RADIO TAMAZUG.org, DEC/16/2014, SSN;
Catholic Archbishop of Juba, Paulino Lukudu Loro, warned Monday that “power is not forever,” while urging South Sudanese people to accept they are ethnically divided and seek forgiveness.
Archbishop Lukudu was speaking at at a special service in Juba to mark the one year anniversary of the South Sudan Civil War in which the ruling SPLM government of president Salva Kiir, himself a Catholic, massacred thousands of Nuer citizens in Juba last December 15, 2013.

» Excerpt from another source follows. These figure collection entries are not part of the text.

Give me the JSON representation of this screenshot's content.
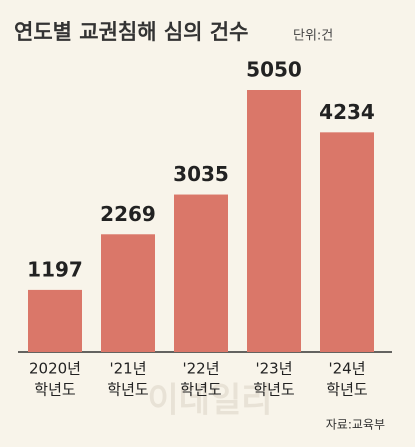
{
  "chart_data": {
    "type": "bar",
    "title": "연도별 교권침해 심의 건수",
    "unit": "단위:건",
    "categories": [
      [
        "2020년",
        "학년도"
      ],
      [
        "'21년",
        "학년도"
      ],
      [
        "'22년",
        "학년도"
      ],
      [
        "'23년",
        "학년도"
      ],
      [
        "'24년",
        "학년도"
      ]
    ],
    "values": [
      1197,
      2269,
      3035,
      5050,
      4234
    ],
    "color": "#da7769",
    "source": "자료:교육부",
    "watermark": "이데일리"
  }
}
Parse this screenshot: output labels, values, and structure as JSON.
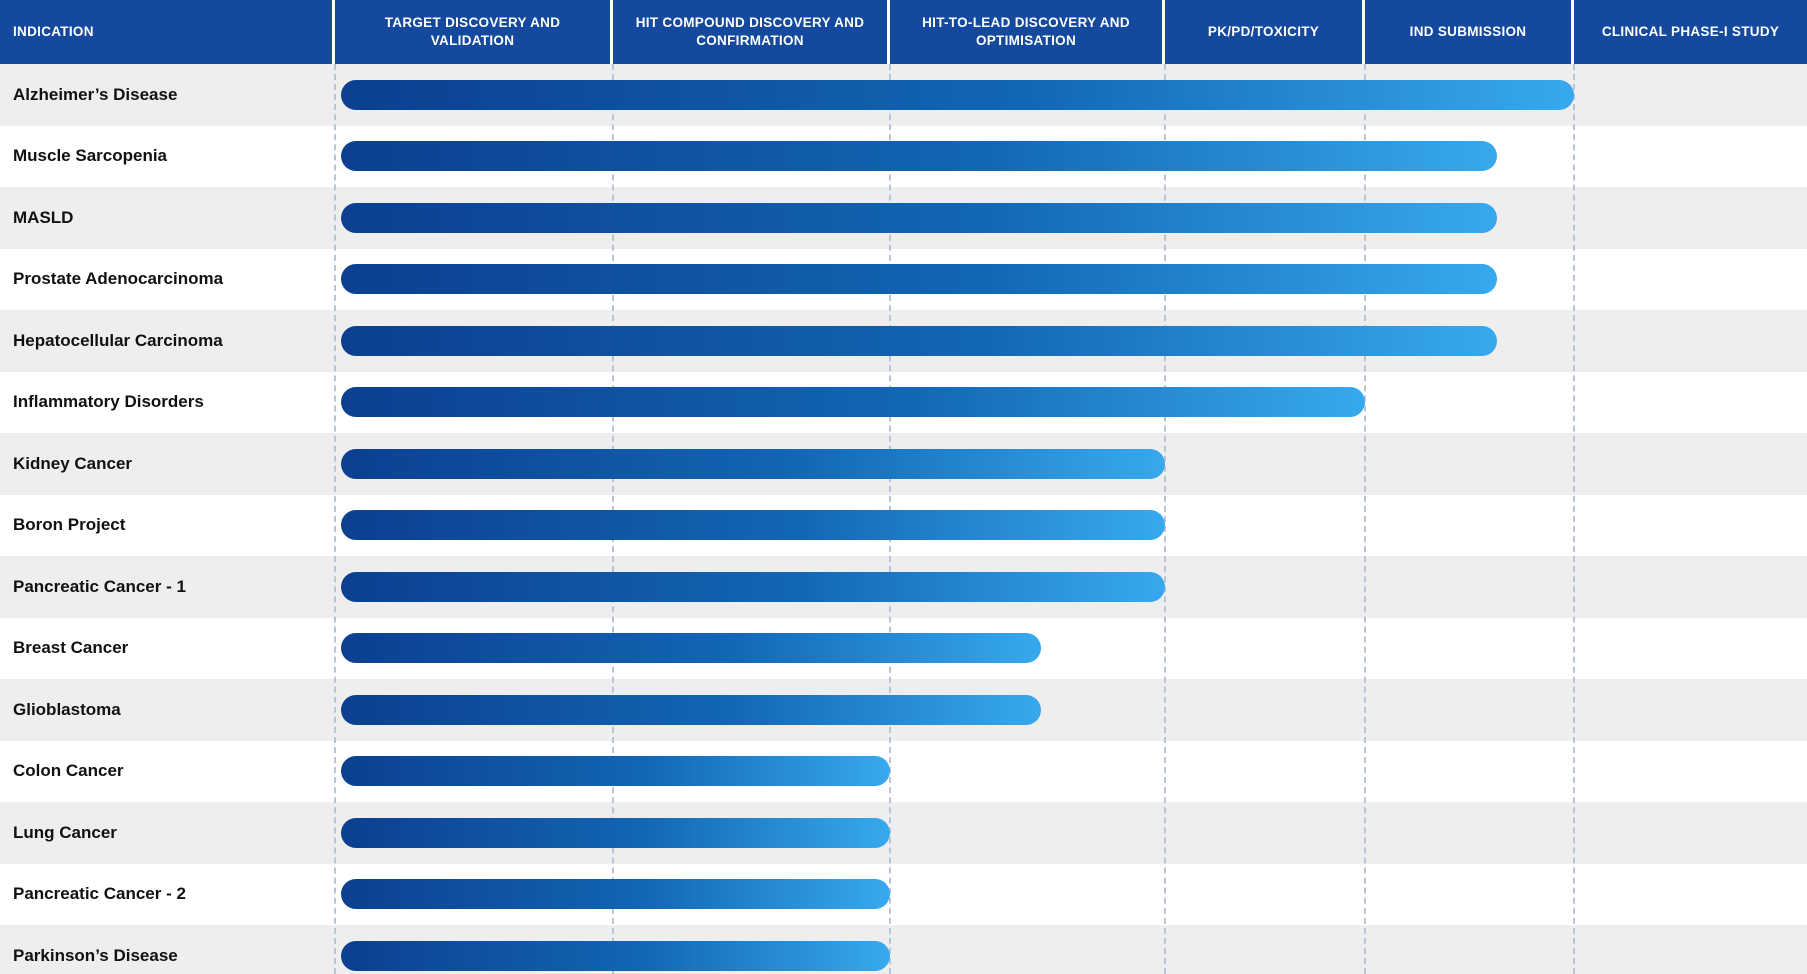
{
  "chart_data": {
    "type": "gantt",
    "columns": [
      "INDICATION",
      "TARGET DISCOVERY AND VALIDATION",
      "HIT COMPOUND DISCOVERY AND CONFIRMATION",
      "HIT-TO-LEAD DISCOVERY AND OPTIMISATION",
      "PK/PD/TOXICITY",
      "IND SUBMISSION",
      "CLINICAL PHASE-I STUDY"
    ],
    "phases": [
      "TARGET DISCOVERY AND VALIDATION",
      "HIT COMPOUND DISCOVERY AND CONFIRMATION",
      "HIT-TO-LEAD DISCOVERY AND OPTIMISATION",
      "PK/PD/TOXICITY",
      "IND SUBMISSION",
      "CLINICAL PHASE-I STUDY"
    ],
    "progress_unit": "pipeline phases completed (0 = start, 6 = all phases complete)",
    "rows": [
      {
        "indication": "Alzheimer’s Disease",
        "phases_completed": 5.0
      },
      {
        "indication": "Muscle Sarcopenia",
        "phases_completed": 4.63
      },
      {
        "indication": "MASLD",
        "phases_completed": 4.63
      },
      {
        "indication": "Prostate Adenocarcinoma",
        "phases_completed": 4.63
      },
      {
        "indication": "Hepatocellular Carcinoma",
        "phases_completed": 4.63
      },
      {
        "indication": "Inflammatory Disorders",
        "phases_completed": 4.0
      },
      {
        "indication": "Kidney Cancer",
        "phases_completed": 3.0
      },
      {
        "indication": "Boron Project",
        "phases_completed": 3.0
      },
      {
        "indication": "Pancreatic Cancer - 1",
        "phases_completed": 3.0
      },
      {
        "indication": "Breast Cancer",
        "phases_completed": 2.55
      },
      {
        "indication": "Glioblastoma",
        "phases_completed": 2.55
      },
      {
        "indication": "Colon Cancer",
        "phases_completed": 2.0
      },
      {
        "indication": "Lung Cancer",
        "phases_completed": 2.0
      },
      {
        "indication": "Pancreatic Cancer - 2",
        "phases_completed": 2.0
      },
      {
        "indication": "Parkinson’s Disease",
        "phases_completed": 2.0
      }
    ],
    "layout": {
      "legend": "none",
      "grid": "dashed vertical lines at phase boundaries",
      "striped_rows": true,
      "bar_style": "rounded horizontal bars with left-to-right dark-to-light blue gradient"
    }
  },
  "colors": {
    "header_bg": "#14499d",
    "header_text": "#ffffff",
    "bar_gradient_start": "#0c3f90",
    "bar_gradient_end": "#37a9ee",
    "row_alt_bg": "#eeeeee",
    "row_bg": "#ffffff",
    "gridline": "#b9c5d7",
    "label_text": "#111111"
  }
}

“Somebody wants to be in power forever? It is not like that. It cannot be like that. You have a period to serve, and once it is finished, go and enjoy your brothers and sisters, and you become a normal servant. It is for a period of time, it is never forever,” he said.
The special mass took place after a memorial march from Malakia to Saint Theresa Kator Cathedral where mourners wearing black remembered the dead by walking through Juba with “candles of peace.”
At one point during the mass, South Sudanese security personnel entered the church, searching for one of the suspected organizers of the peace march.
In the days prior to the peace protest, security personnel sought to prevent the march from taking place, but it went ahead anyway.
“I think they are misusing power,” the Archbishop told the congregation. “I think we are misusing power, we are overvaluing power, misunderstanding power.”
Lukudu stressed that leaders are mere “servants” who derive their power from the people, not by birthright.
“Power is a humble gift of service to the people at large through the voice of the people for some specific period of time and not forever,” he said. “It is not a thing of my village. Power is not from my village. It is not from my father. It is a vocation.”
Archbishop Lukudu cited the Pope in Rome as an example of a leader who views power appropriately.
“Our Holy Father the Pope generally calls himself the servant of the servants of God,” he explained. “He is the top leadership in the faith and the Pope calls himself ‘servant.’ Very correct. Leadership is not yours.”
‘We have ethnic problems’
The church leader went on to say that South Sudanese citizens must accept that they are divided by ethnicity.
“My brothers and sisters, at times we seem just to be burying our heads in the sand and we do not want to accept some realities of our situation,” he said.
“We need to recognize that we have a problem. We have tribal problems. We have ethnic problems.”
He said the problem of tribalism can only be addressed if it is acknowledged first.
“We must accept [our problems],” he said. “Then we should be able to address them peacefully, honestly, and correctly…rather than hiding them.”
The church elder closed his sermon by encouraging South Sudanese to begin reconciliation.
“Let us have the courage to say, ‘I forgive you. I am sorry. Forgive me, and I’ll forgive you,’ ” he said.
“Let us forgive one another, forgive and pardon, give and receive, so that we can be forgiven in this country…so we can begin a new life. Enough is enough, let us not again be bitter towards one another, we don’t want again to fight and kill ourselves.”